Running the nbstata Jupyter kernel within a uv virtual environment

Screenshot of a shell script to setup the nbstata Jupyter kernel within a uv virtual environment.

Introduction

Any new project using Python or Jupyter is very stongly recommended to use a virtual environment. A virtual environment is a directory (usually at the top level; often called either .venv or venv) within your project directory which contains the dependency Python packages and perhaps the Python installation (or pointers to the Python installation on your system).

There are many Python project managers, in this post I will use the new and extremely fast project manager uv. I will show how to use the nbstata Jupyter kernel by Tim Huegerich within a uv virtual environment on macOS, Windows, and Linux. The aim is to be able to conveniently and reproducibly render Quarto documents using the jupyter: nbstata engine from within the virtual environment.

At this point it’s worth saying that I am a contributor to the excellent Statamarkdown R package by Doug Hemken. This can be used in Quarto documents using the knitr engine. In this post I’ll be using nbstata because nbstata uses pystata which is StataCorp’s official Python package (included in each Stata installation) and is their official way of integrating Stata in Python. As such pystata and hence nbstata have more features than Statamarkdown can provide.

And it is worth emphasizing how useful virtual environments are because it is very easy to get oneself in a complete mess with regards Python, as you will likely end up with many different versions installed. Chaos can then accidentally ensue regarding which versions of dependency packages your different projects require given a certain Python version, as always XKCD have a comic illustrating the problem.
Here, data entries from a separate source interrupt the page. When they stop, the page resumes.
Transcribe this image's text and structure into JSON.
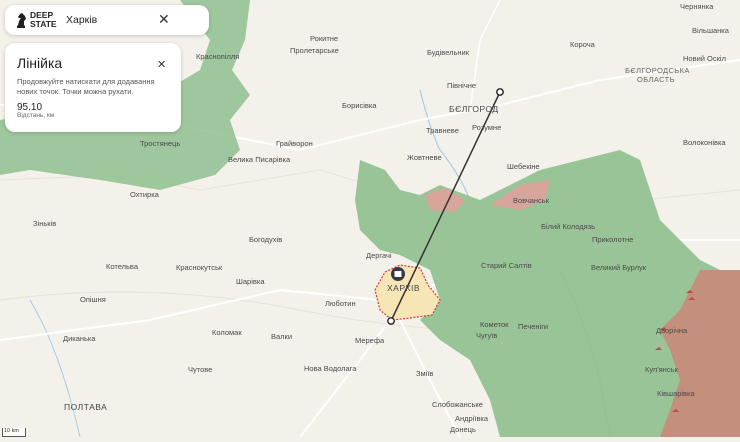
{
  "search": {
    "logo_line1": "DEEP",
    "logo_line2": "STATE",
    "query": "Харків"
  },
  "ruler": {
    "title": "Лінійка",
    "description": "Продовжуйте натискати для додавання нових точок. Точки можна рухати.",
    "distance": "95.10",
    "distance_unit": "Відстань, км"
  },
  "scale": {
    "label": "10 km"
  },
  "map": {
    "city_labels": {
      "kharkiv": "ХАРКІВ",
      "belgorod": "БЄЛГОРОД",
      "belgorod_oblast_1": "БЄЛГОРОДСЬКА",
      "belgorod_oblast_2": "ОБЛАСТЬ",
      "poltava": "ПОЛТАВА"
    },
    "places": {
      "chernianka": "Чернянка",
      "vilshanka": "Вільшанка",
      "rokytne": "Рокитне",
      "proletarske": "Пролетарське",
      "budivelnyk": "Будівельник",
      "korocha": "Короча",
      "novyi_oskil": "Новий Оскіл",
      "krasnopillia": "Краснопілля",
      "pivnichne": "Північне",
      "borysivka": "Борисівка",
      "travneve": "Травневе",
      "rozumne": "Розумне",
      "vovchansk_ru": "Волоконівка",
      "trostianets": "Тростянець",
      "grayvoron": "Грайворон",
      "velyka_pysarivka": "Велика Писарівка",
      "zhovtneve": "Жовтневе",
      "shebekine": "Шебекіне",
      "okhtyrka": "Охтирка",
      "vovchansk": "Вовчанськ",
      "zinkiv": "Зіньків",
      "bohodukhiv": "Богодухів",
      "derhachi": "Дергачі",
      "bilyi_kolodiaz": "Білий Колодязь",
      "prykolotne": "Приколотне",
      "kotelva": "Котельва",
      "krasnokutsk": "Краснокутськ",
      "sharivka": "Шарівка",
      "staryi_saltiv": "Старий Салтів",
      "velykyi_burluk": "Великий Бурлук",
      "opishnia": "Опішня",
      "liubotyn": "Люботин",
      "kolomak": "Коломак",
      "valky": "Валки",
      "kometok": "Кометок",
      "pechenihy": "Печеніги",
      "chuhuiv": "Чугуїв",
      "dvorichna": "Дворічна",
      "dykanka": "Диканька",
      "merefa": "Мерефа",
      "kupiansk": "Куп'янськ",
      "chutove": "Чутове",
      "nova_vodolaha": "Нова Водолага",
      "zmiiv": "Зміїв",
      "kivsharivka": "Ківшарівка",
      "sloboshanske": "Слобожанське",
      "andriivka": "Андріївка",
      "donets": "Донець"
    }
  },
  "colors": {
    "ua_controlled_green": "#8fbf8f",
    "occupied_red": "#c98a7a",
    "contested_pink": "#d7a59b",
    "map_background": "#f3f1ea",
    "ruler_line": "#333333",
    "kharkiv_area": "#f7e6b5",
    "kharkiv_border": "#d4343c"
  },
  "icons": {
    "logo": "deepstate-knight-icon",
    "close_search": "close-icon",
    "close_ruler": "close-icon",
    "city_marker": "building-icon"
  }
}
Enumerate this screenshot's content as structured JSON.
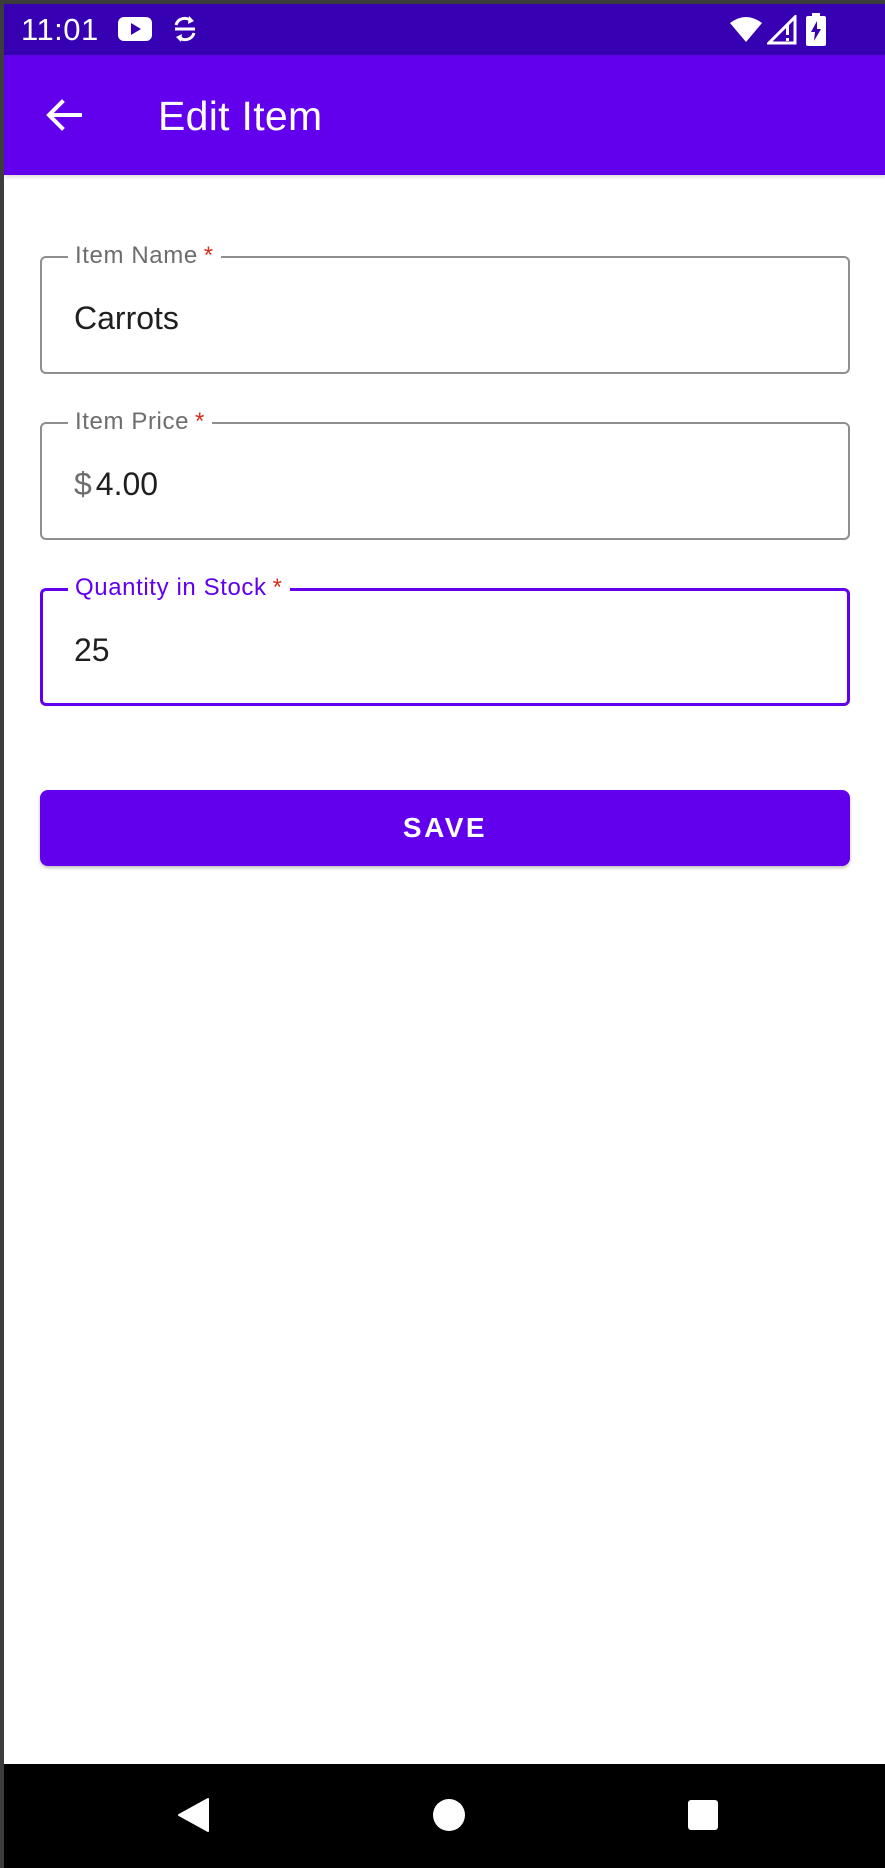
{
  "status_bar": {
    "time": "11:01",
    "icons": [
      "youtube-icon",
      "sync-icon",
      "wifi-icon",
      "signal-icon",
      "battery-icon"
    ],
    "background": "#3700b3"
  },
  "app_bar": {
    "title": "Edit Item",
    "back_icon": "arrow-back-icon",
    "background": "#6200ee"
  },
  "form": {
    "item_name": {
      "label": "Item Name",
      "required_marker": "*",
      "value": "Carrots"
    },
    "item_price": {
      "label": "Item Price",
      "required_marker": "*",
      "prefix": "$",
      "value": "4.00"
    },
    "quantity": {
      "label": "Quantity in Stock",
      "required_marker": "*",
      "value": "25",
      "focused": true
    },
    "save_label": "SAVE"
  },
  "nav_bar": {
    "buttons": [
      "nav-back-icon",
      "nav-home-icon",
      "nav-recents-icon"
    ]
  },
  "colors": {
    "primary": "#6200ee",
    "primary_dark": "#3700b3",
    "required": "#d62d20"
  }
}
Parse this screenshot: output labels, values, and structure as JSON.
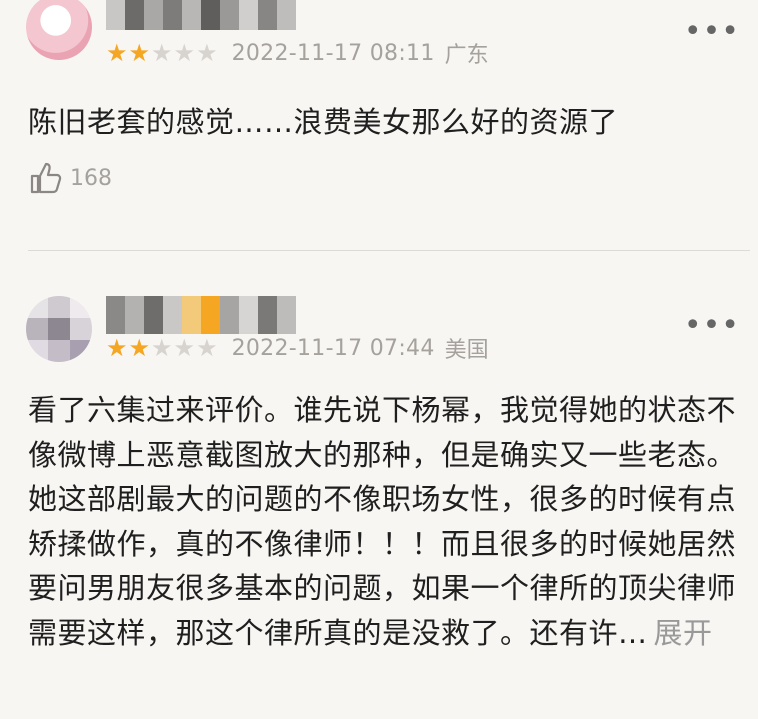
{
  "reviews": [
    {
      "rating": 2,
      "rating_max": 5,
      "date": "2022-11-17 08:11",
      "region": "广东",
      "text": "陈旧老套的感觉……浪费美女那么好的资源了",
      "likes": "168",
      "more_icon": "more-dots-icon"
    },
    {
      "rating": 2,
      "rating_max": 5,
      "date": "2022-11-17 07:44",
      "region": "美国",
      "text": "看了六集过来评价。谁先说下杨幂，我觉得她的状态不像微博上恶意截图放大的那种，但是确实又一些老态。她这部剧最大的问题的不像职场女性，很多的时候有点矫揉做作，真的不像律师！！！而且很多的时候她居然要问男朋友很多基本的问题，如果一个律所的顶尖律师需要这样，那这个律所真的是没救了。还有许…",
      "expand_label": "展开",
      "more_icon": "more-dots-icon"
    }
  ],
  "colors": {
    "star_on": "#f5a623",
    "star_off": "#d7d4d0",
    "meta_gray": "#a5a29e",
    "background": "#f8f6f3"
  }
}
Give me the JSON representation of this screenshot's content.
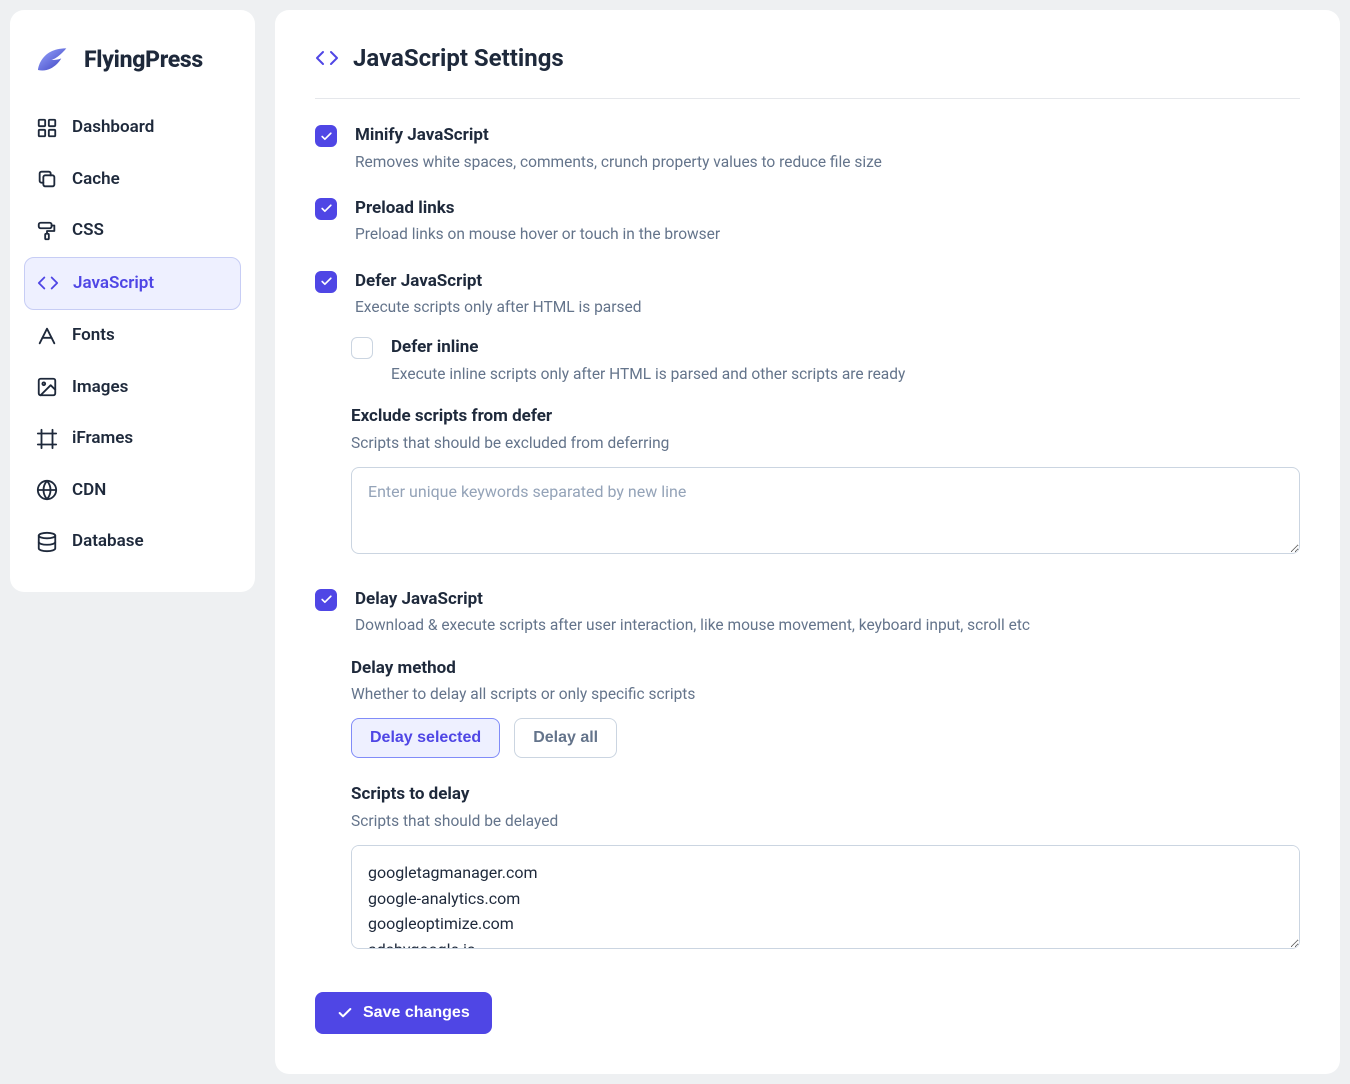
{
  "brand": {
    "name": "FlyingPress"
  },
  "sidebar": {
    "items": [
      {
        "label": "Dashboard"
      },
      {
        "label": "Cache"
      },
      {
        "label": "CSS"
      },
      {
        "label": "JavaScript"
      },
      {
        "label": "Fonts"
      },
      {
        "label": "Images"
      },
      {
        "label": "iFrames"
      },
      {
        "label": "CDN"
      },
      {
        "label": "Database"
      }
    ],
    "active_index": 3
  },
  "page": {
    "title": "JavaScript Settings"
  },
  "options": {
    "minify": {
      "title": "Minify JavaScript",
      "desc": "Removes white spaces, comments, crunch property values to reduce file size",
      "checked": true
    },
    "preload": {
      "title": "Preload links",
      "desc": "Preload links on mouse hover or touch in the browser",
      "checked": true
    },
    "defer": {
      "title": "Defer JavaScript",
      "desc": "Execute scripts only after HTML is parsed",
      "checked": true
    },
    "defer_inline": {
      "title": "Defer inline",
      "desc": "Execute inline scripts only after HTML is parsed and other scripts are ready",
      "checked": false
    },
    "exclude_defer": {
      "title": "Exclude scripts from defer",
      "desc": "Scripts that should be excluded from deferring",
      "placeholder": "Enter unique keywords separated by new line",
      "value": ""
    },
    "delay": {
      "title": "Delay JavaScript",
      "desc": "Download & execute scripts after user interaction, like mouse movement, keyboard input, scroll etc",
      "checked": true
    },
    "delay_method": {
      "title": "Delay method",
      "desc": "Whether to delay all scripts or only specific scripts",
      "options": [
        "Delay selected",
        "Delay all"
      ],
      "selected_index": 0
    },
    "scripts_to_delay": {
      "title": "Scripts to delay",
      "desc": "Scripts that should be delayed",
      "value": "googletagmanager.com\ngoogle-analytics.com\ngoogleoptimize.com\nadsbygoogle.js"
    }
  },
  "actions": {
    "save": "Save changes"
  }
}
XKCD 1987, a diagram showing the chaos of not using Python virtual environments.
XKCD 1987, Python Environment. XKCD license

Setup basics

On your machine you need to have

  • Stata installed and know the location of the installation
    • and check that within the installation there is the utilities directory containing the pystata directory
  • uv must be installed, see its docs for installation instructions
  • to render Quarto documents you need Quarto installed
  • and of course a text editor and a terminal.
  • On Windows I would recommend using Git Bash as your shell (this is bundled with Git for Windows) for running the setup script in the next section.

A shell script to setup the uv virtual environment

What follows are the shell commands we need to run to setup our virtual environment. The script is for macOS but I have included comments in the places where amendments are required for either Windows or Linux. I have also included this script in a repository (in fact I have included a script per operating system).

Note that currently on macOS and Linux there cannot be any spaces in the filepath to your virtual environment. And you might need to amend some of the paths, say if you have a different version of Stata or if it’s installation location is different.

  • On Linux we need to ensure that the directory containing our stata/stata-mp binary is on PATH.
# export PATH=$PATH:/usr/local/stata18
  • We then need to ensure that our Python installation will be able to find the pystata package. We can do this by defining the PYTHONPATH environment variable.
# Required so Python can find pystata package
export PYTHONPATH=/Applications/Stata/utilities
# Linux: export PYTHONPATH=/usr/local/stata18/utilities
# Windows: export PYTHONPATH="C:/Program Files/Stata18/utilities"
  • We then setup the virtual environment. This will create a directory in our project called .venv. I prefer to explicitly set the version of Python I am using.
uv venv --python 3.13
  • We then activate the virtual environment
source .venv/bin/activate
# Windows: source .venv/Scripts/activate
  • Now we can install the required Python dependency packages as per the nbstata docs.
# Install nbstata dependency Python packages
uv pip install jupyterlab nbstata jupyterlab_stata_highlight2

# Additional Python packages if using parameterised Quarto documents
# uv pip install papermill python-dotenv jupyter-cache
  • Then we setup the nbstata Jupyter kernel
python -m nbstata.install

The nbstata docs states that the --sys-prefix flag may be required in a virutal environment but I haven’t found that to be the case.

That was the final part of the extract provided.